Department of Gynecology and Obstetrics, Qilu Hospital (Qingdao), Cheeloo College of Medicine, Shandong University, Qingdao, China.
Department of Obstetrics and Gynecology, Shandong Provincial Hospital, Shandong University, Jinan, Shandong, China.
Mol Hum Reprod. 2024 Mar 28;30(4). doi: 10.1093/molehr/gaae010.
The pathogenesis of adenomyosis is closely related to the epithelial-mesenchymal transition and macrophages. MicroRNAs have been extensively investigated in relation to the epithelial-mesenchymal transition in a range of malignancies. However, there is a paucity of research on extracellular vesicles derived from the eutopic endometrium of adenomyosis and their encapsulated microRNAs. In this study, we investigated the role of microRNA-25-3p derived from extracellular vesicles in inducing macrophage polarization and promoting the epithelial-mesenchymal transition in endometrial epithelial cells of patients with adenomyosis and controls. We obtained eutopic endometrial samples and isolated extracellular vesicles from the culture supernatant of primary endometrial cells. Real-time quantitative PCR analysis demonstrated that microRNA-25-3p was highly expressed in extracellular vesicles, as well as in macrophages stimulated by extracellular vesicles from eutopic endometrium of adenomyosis; and macrophages transfected with microRNA-25-3p exhibited elevated levels of M2 markers, while displaying reduced levels of M1 markers. After co-culture with the above polarized macrophages, endometrial epithelial cells expressed higher levels of N-cadherin and Vimentin, and lower protein levels of E-cadherin and Cytokeratin 7. It was revealed that microRNA-25-3p encapsulated in extracellular vesicles from eutopic endometrial cells could induce macrophage polarization toward M2, and the polarized macrophages promote epithelial-mesenchymal transition in epithelial cells. However, in vitro experiments revealed no significant disparity in the migratory capacity of endometrial epithelial cells between the adenomyosis group and the control group. Furthermore, it was observed that microRNA-25-3p-stimulated polarized macrophages also facilitated the epithelial-mesenchymal transition and migration of endometrial epithelial cells within the control group. Thus, the significance of microRNA-25-3p-induced polarized macrophages in promoting the development of adenomyosis is unclear, and macrophage infiltration alone may be adequate for this process. We emphasize the specificity of the local eutopic endometrial microenvironment and postulate its potential significance in the pathogenesis of adenomyosis.

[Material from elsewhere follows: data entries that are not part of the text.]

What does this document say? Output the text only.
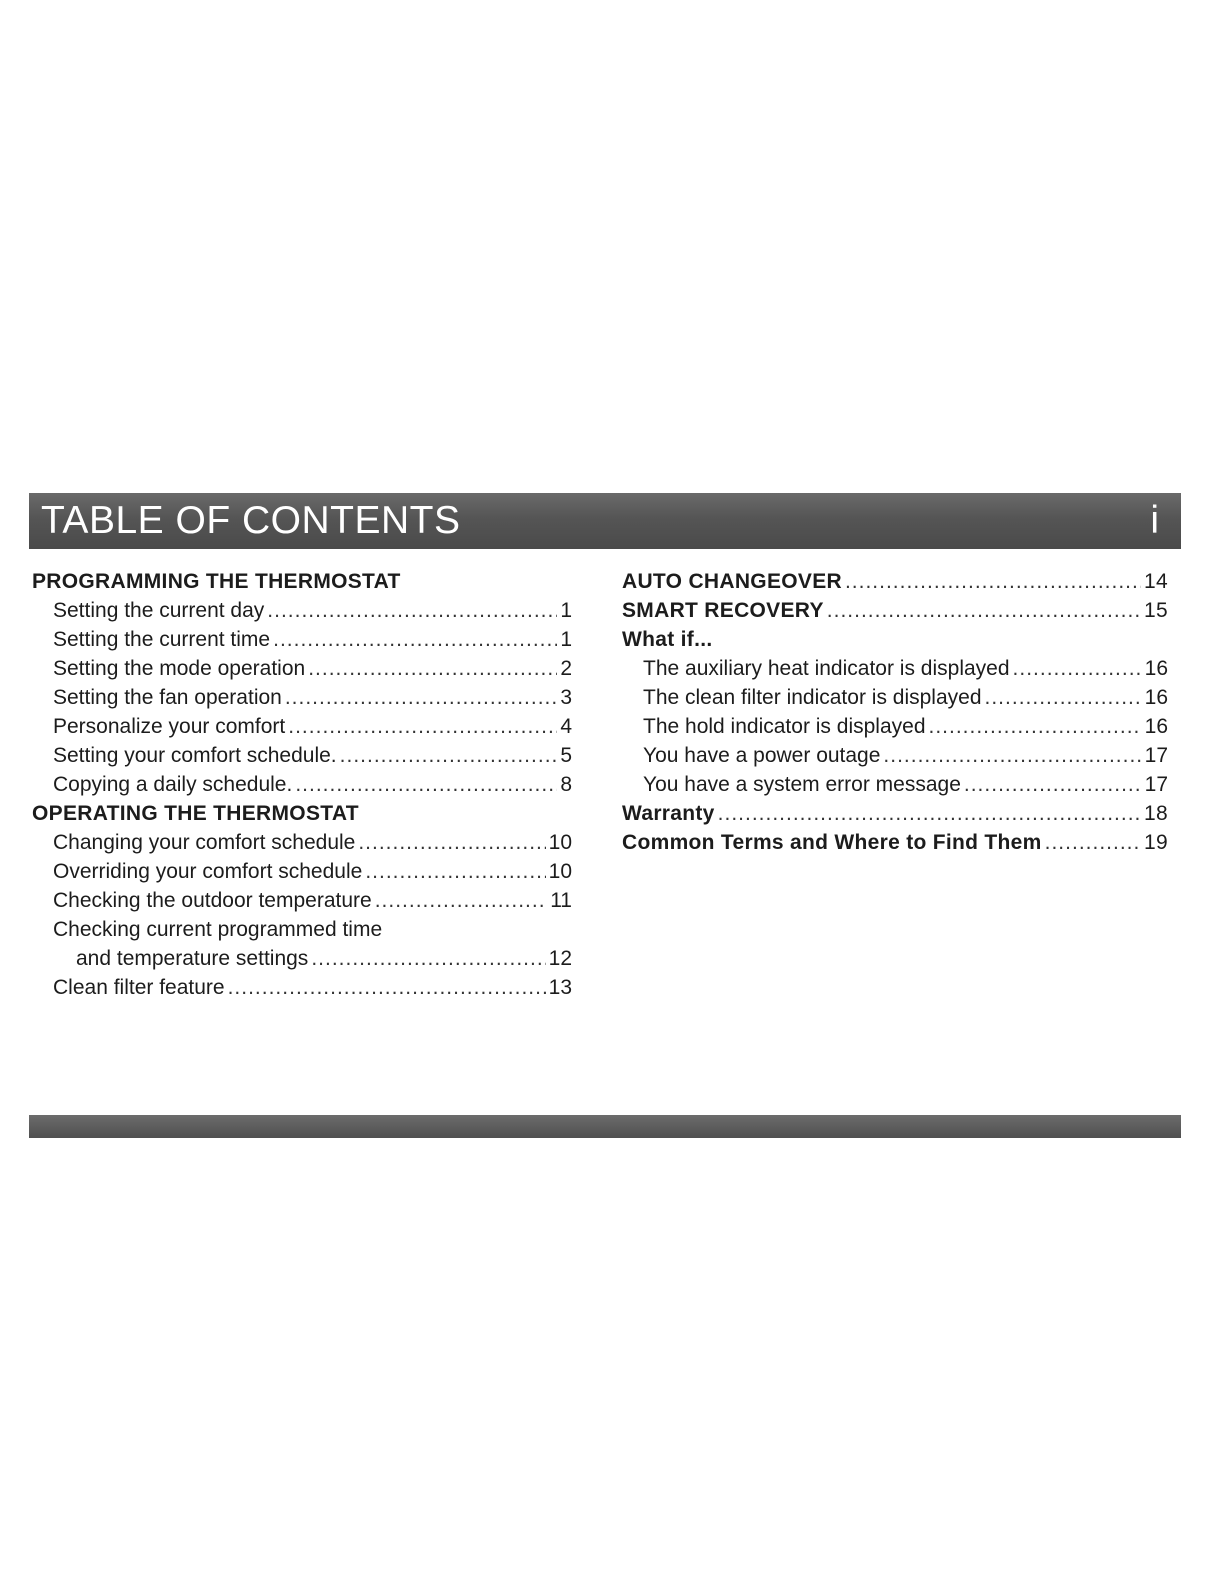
TABLE OF CONTENTS	i
PROGRAMMING THE THERMOSTAT
Setting the current day .....	1
Setting the current time .....	1
Setting the mode operation .....	2
Setting the fan operation .....	3
Personalize your comfort .....	4
Setting your comfort schedule. .....	5
Copying a daily schedule. .....	8
OPERATING THE THERMOSTAT
Changing your comfort schedule .....	10
Overriding your comfort schedule .....	10
Checking the outdoor temperature .....	11
Checking current programmed time
and temperature settings .....	12
Clean filter feature .....	13
AUTO CHANGEOVER .....	14
SMART RECOVERY .....	15
What if...
The auxiliary heat indicator is displayed .....	16
The clean filter indicator is displayed .....	16
The hold indicator is displayed .....	16
You have a power outage .....	17
You have a system error message .....	17
Warranty .....	18
Common Terms and Where to Find Them .....	19
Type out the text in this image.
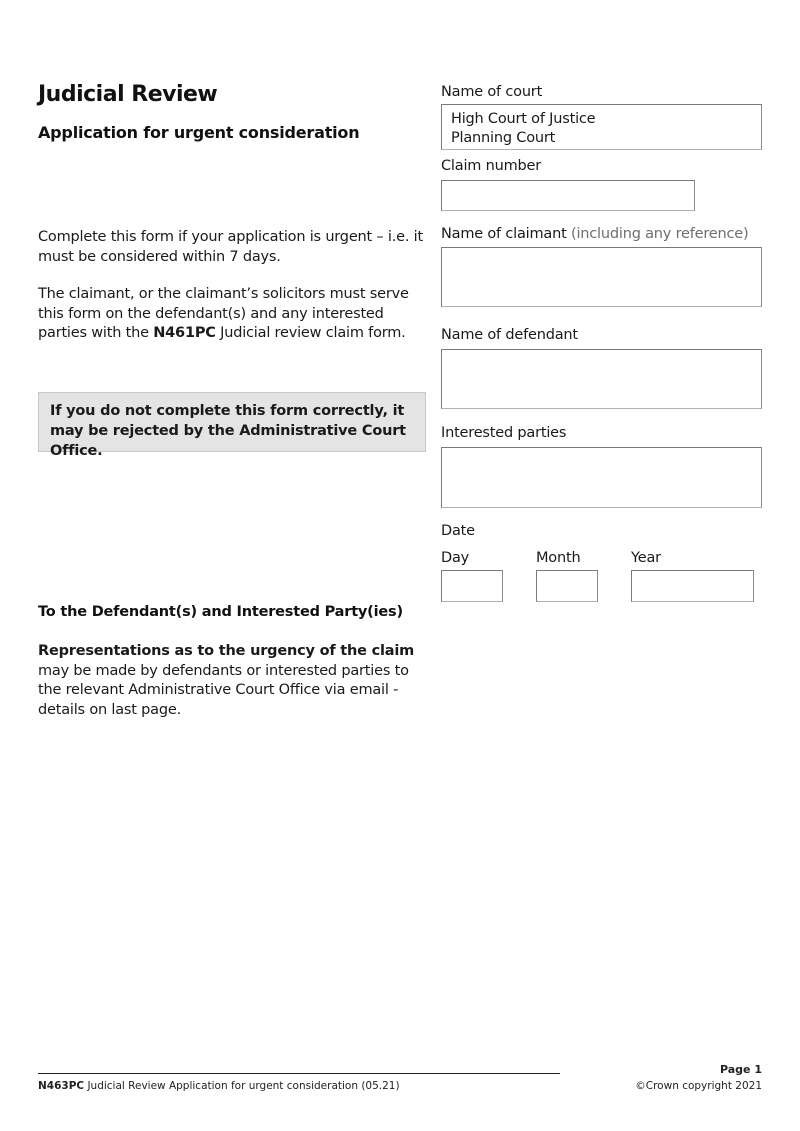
Judicial Review
Application for urgent consideration

Complete this form if your application is urgent – i.e. it must be considered within 7 days.

The claimant, or the claimant’s solicitors must serve this form on the defendant(s) and any interested parties with the N461PC Judicial review claim form.

If you do not complete this form correctly, it may be rejected by the Administrative Court Office.
To the Defendant(s) and Interested Party(ies)

Representations as to the urgency of the claim may be made by defendants or interested parties to the relevant Administrative Court Office via email - details on last page.

Name of court
High Court of Justice
Planning Court
Claim number
Name of claimant (including any reference)
Name of defendant
Interested parties
Date
Day	Month	Year
N463PC Judicial Review Application for urgent consideration (05.21)
Page 1
©Crown copyright 2021
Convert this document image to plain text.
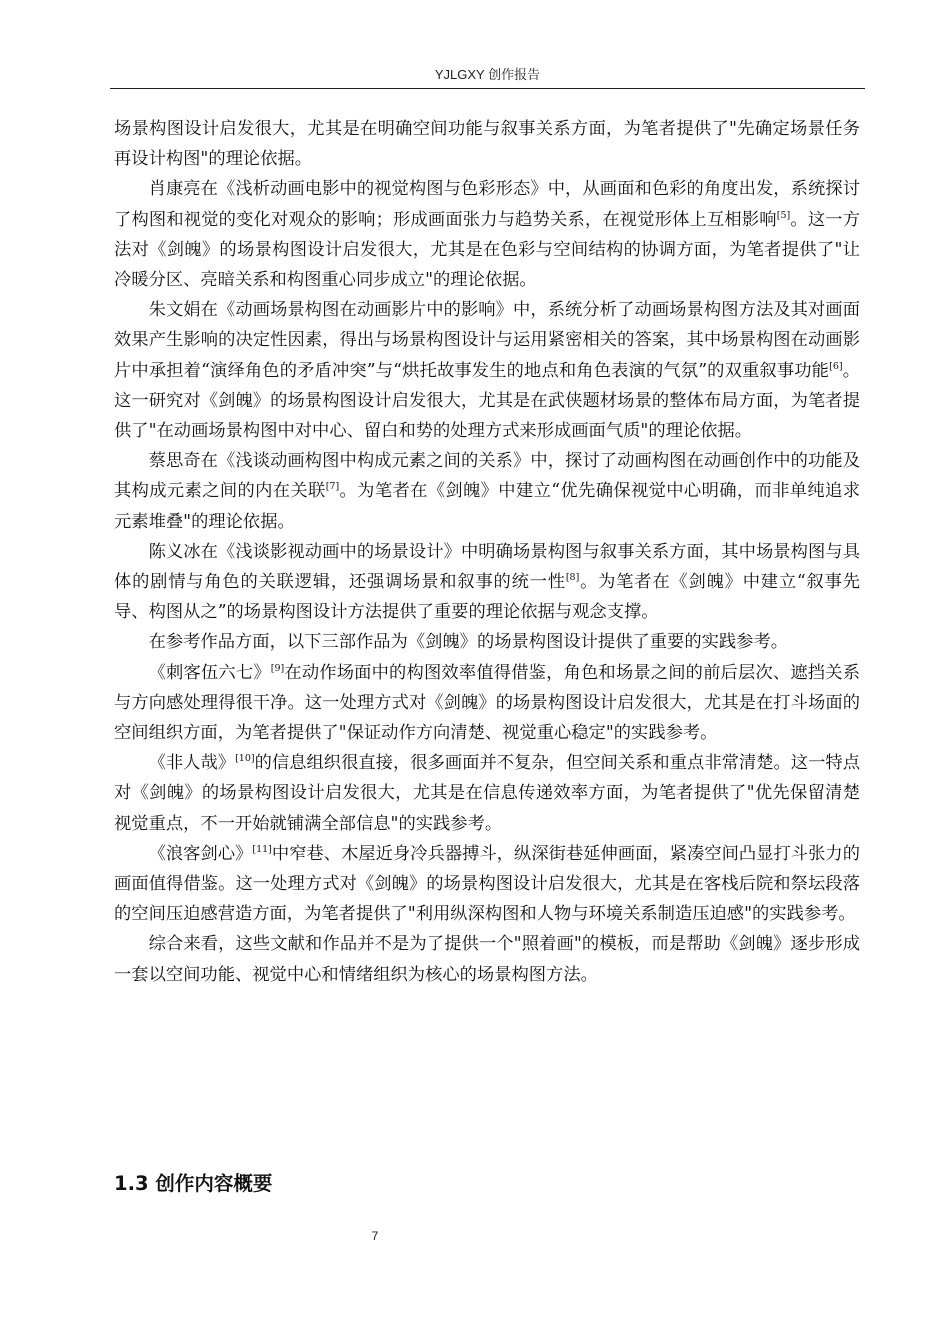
YJLGXY 创作报告

场景构图设计启发很大，尤其是在明确空间功能与叙事关系方面，为笔者提供了"先确定场景任务再设计构图"的理论依据。

肖康亮在《浅析动画电影中的视觉构图与色彩形态》中，从画面和色彩的角度出发，系统探讨了构图和视觉的变化对观众的影响；形成画面张力与趋势关系，在视觉形体上互相影响[5]。这一方法对《剑魄》的场景构图设计启发很大，尤其是在色彩与空间结构的协调方面，为笔者提供了"让冷暖分区、亮暗关系和构图重心同步成立"的理论依据。

朱文娟在《动画场景构图在动画影片中的影响》中，系统分析了动画场景构图方法及其对画面效果产生影响的决定性因素，得出与场景构图设计与运用紧密相关的答案，其中场景构图在动画影片中承担着“演绎角色的矛盾冲突”与“烘托故事发生的地点和角色表演的气氛”的双重叙事功能[6]。这一研究对《剑魄》的场景构图设计启发很大，尤其是在武侠题材场景的整体布局方面，为笔者提供了"在动画场景构图中对中心、留白和势的处理方式来形成画面气质"的理论依据。

蔡思奇在《浅谈动画构图中构成元素之间的关系》中，探讨了动画构图在动画创作中的功能及其构成元素之间的内在关联[7]。为笔者在《剑魄》中建立“优先确保视觉中心明确，而非单纯追求元素堆叠"的理论依据。

陈义冰在《浅谈影视动画中的场景设计》中明确场景构图与叙事关系方面，其中场景构图与具体的剧情与角色的关联逻辑，还强调场景和叙事的统一性[8]。为笔者在《剑魄》中建立“叙事先导、构图从之”的场景构图设计方法提供了重要的理论依据与观念支撑。

在参考作品方面，以下三部作品为《剑魄》的场景构图设计提供了重要的实践参考。

《刺客伍六七》[9]在动作场面中的构图效率值得借鉴，角色和场景之间的前后层次、遮挡关系与方向感处理得很干净。这一处理方式对《剑魄》的场景构图设计启发很大，尤其是在打斗场面的空间组织方面，为笔者提供了"保证动作方向清楚、视觉重心稳定"的实践参考。

《非人哉》[10]的信息组织很直接，很多画面并不复杂，但空间关系和重点非常清楚。这一特点对《剑魄》的场景构图设计启发很大，尤其是在信息传递效率方面，为笔者提供了"优先保留清楚视觉重点，不一开始就铺满全部信息"的实践参考。

《浪客剑心》[11]中窄巷、木屋近身冷兵器搏斗，纵深街巷延伸画面，紧凑空间凸显打斗张力的画面值得借鉴。这一处理方式对《剑魄》的场景构图设计启发很大，尤其是在客栈后院和祭坛段落的空间压迫感营造方面，为笔者提供了"利用纵深构图和人物与环境关系制造压迫感"的实践参考。

综合来看，这些文献和作品并不是为了提供一个"照着画"的模板，而是帮助《剑魄》逐步形成一套以空间功能、视觉中心和情绪组织为核心的场景构图方法。

1.3 创作内容概要
7
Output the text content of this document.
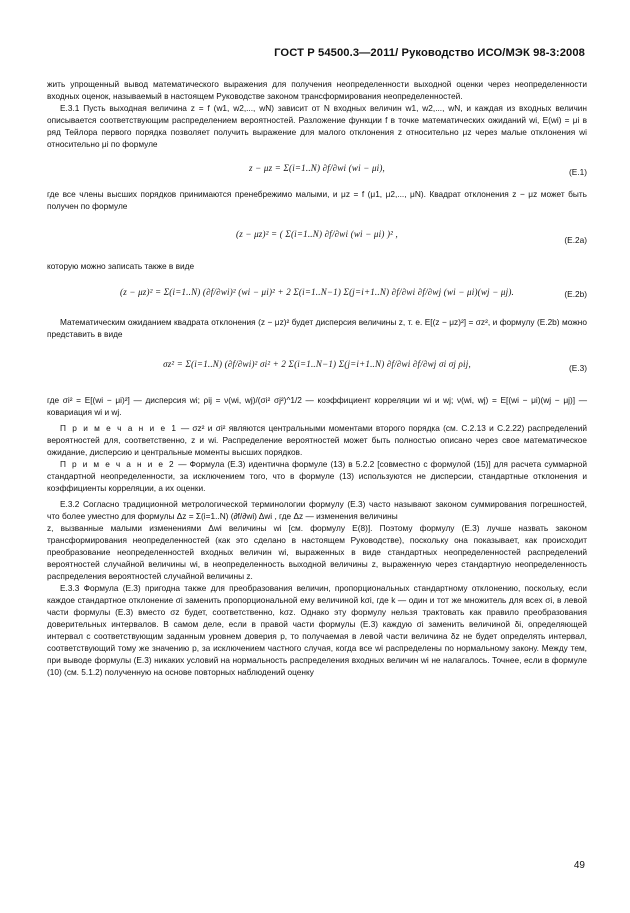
ГОСТ Р 54500.3—2011/ Руководство ИСО/МЭК 98-3:2008

жить упрощенный вывод математического выражения для получения неопределенности выходной оценки через неопределенности входных оценок, называемый в настоящем Руководстве законом трансформирования неопределенностей.

Е.3.1 Пусть выходная величина z = f (w1, w2,..., wN) зависит от N входных величин w1, w2,..., wN, и каждая из входных величин описывается соответствующим распределением вероятностей. Разложение функции f в точке математических ожиданий wi, E(wi) = μi в ряд Тейлора первого порядка позволяет получить выражение для малого отклонения z относительно μz через малые отклонения wi относительно μi по формуле

z − μz = Σ(i=1..N) ∂f/∂wi (wi − μi),	(Е.1)

где все члены высших порядков принимаются пренебрежимо малыми, и μz = f (μ1, μ2,..., μN). Квадрат отклонения z − μz может быть получен по формуле

(z − μz)² = ( Σ(i=1..N) ∂f/∂wi (wi − μi) )² ,
(Е.2а)

которую можно записать также в виде

(z − μz)² = Σ(i=1..N) (∂f/∂wi)² (wi − μi)² + 2 Σ(i=1..N−1) Σ(j=i+1..N) ∂f/∂wi ∂f/∂wj (wi − μi)(wj − μj).	(Е.2b)

Математическим ожиданием квадрата отклонения (z − μz)² будет дисперсия величины z, т. е. E[(z − μz)²] = σz², и формулу (Е.2b) можно представить в виде

σz² = Σ(i=1..N) (∂f/∂wi)² σi² + 2 Σ(i=1..N−1) Σ(j=i+1..N) ∂f/∂wi ∂f/∂wj σi σj ρij,	(Е.3)

где σi² = E[(wi − μi)²] — дисперсия wi; ρij = ν(wi, wj)/(σi² σj²)^1/2 — коэффициент корреляции wi и wj; ν(wi, wj) = E[(wi − μi)(wj − μj)] — ковариация wi и wj.

П р и м е ч а н и е 1 — σz² и σi² являются центральными моментами второго порядка (см. С.2.13 и С.2.22) распределений вероятностей для, соответственно, z и wi. Распределение вероятностей может быть полностью описано через свое математическое ожидание, дисперсию и центральные моменты высших порядков.

П р и м е ч а н и е 2 — Формула (Е.3) идентична формуле (13) в 5.2.2 [совместно с формулой (15)] для расчета суммарной стандартной неопределенности, за исключением того, что в формуле (13) используются не дисперсии, стандартные отклонения и коэффициенты корреляции, а их оценки.

Е.3.2 Согласно традиционной метрологической терминологии формулу (Е.3) часто называют законом суммирования погрешностей, что более уместно для формулы Δz = Σ(i=1..N) (∂f/∂wi) Δwi , где Δz — изменения величины

z, вызванные малыми изменениями Δwi величины wi [см. формулу Е(8)]. Поэтому формулу (Е.3) лучше назвать законом трансформирования неопределенностей (как это сделано в настоящем Руководстве), поскольку она показывает, как происходит преобразование неопределенностей входных величин wi, выраженных в виде стандартных неопределенностей распределений вероятностей случайной величины wi, в неопределенность выходной величины z, выраженную через стандартную неопределенность распределения вероятностей случайной величины z.

Е.3.3 Формула (Е.3) пригодна также для преобразования величин, пропорциональных стандартному отклонению, поскольку, если каждое стандартное отклонение σi заменить пропорциональной ему величиной kσi, где k — один и тот же множитель для всех σi, в левой части формулы (Е.3) вместо σz будет, соответственно, kσz. Однако эту формулу нельзя трактовать как правило преобразования доверительных интервалов. В самом деле, если в правой части формулы (Е.3) каждую σi заменить величиной δi, определяющей интервал с соответствующим заданным уровнем доверия p, то получаемая в левой части величина δz не будет определять интервал, соответствующий тому же значению p, за исключением частного случая, когда все wi распределены по нормальному закону. Между тем, при выводе формулы (Е.3) никаких условий на нормальность распределения входных величин wi не налагалось. Точнее, если в формуле (10) (см. 5.1.2) полученную на основе повторных наблюдений оценку

49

腺肌病的发病机制与上皮-间充质转化和巨噬细胞密切相关。微小 RNA 已广泛应用于多种恶性肿瘤的上皮-间充质转化研究。然而,关于源自腺肌病在位子宫内膜的细胞外囊泡及其包裹的微小 RNA 的研究却很少。在这项研究中,我们研究了源自细胞外囊泡的微小 RNA-25-3p 在诱导巨噬细胞极化和促进腺肌病患者和对照患者子宫内膜上皮细胞上皮-间充质转化中的作用。我们获得了在位子宫内膜样本,并从原代子宫内膜细胞的培养上清液中分离出细胞外囊泡。实时定量 PCR 分析表明,微小 RNA-25-3p 在细胞外囊泡中以及在由腺肌病在位子宫内膜来源的细胞外囊泡刺激的巨噬细胞中高度表达;转染微小 RNA-25-3p 的巨噬细胞表现出更高水平的 M2 标志物,而 M1 标志物水平降低。与上述极化的巨噬细胞共培养后,子宫内膜上皮细胞表达更高水平的 N-钙黏蛋白和波形蛋白,而 E-钙黏蛋白和细胞角蛋白 7 的蛋白水平降低。结果表明,源自在位子宫内膜细胞的细胞外囊泡中包裹的微小 RNA-25-3p 可诱导巨噬细胞向 M2 极化,极化的巨噬细胞促进上皮细胞的上皮-间充质转化。然而,在体外实验中,腺肌病组和对照组子宫内膜上皮细胞的迁移能力没有显著差异。此外,观察到微小 RNA-25-3p 刺激的极化巨噬细胞也促进了对照组子宫内膜上皮细胞的上皮-间充质转化和迁移。因此,微小 RNA-25-3p 诱导的极化巨噬细胞在促进腺肌病发展中的意义尚不清楚,巨噬细胞浸润本身可能足以完成这一过程。我们强调了局部在位子宫内膜微环境的特异性,并推测其在腺肌病发病机制中的潜在意义。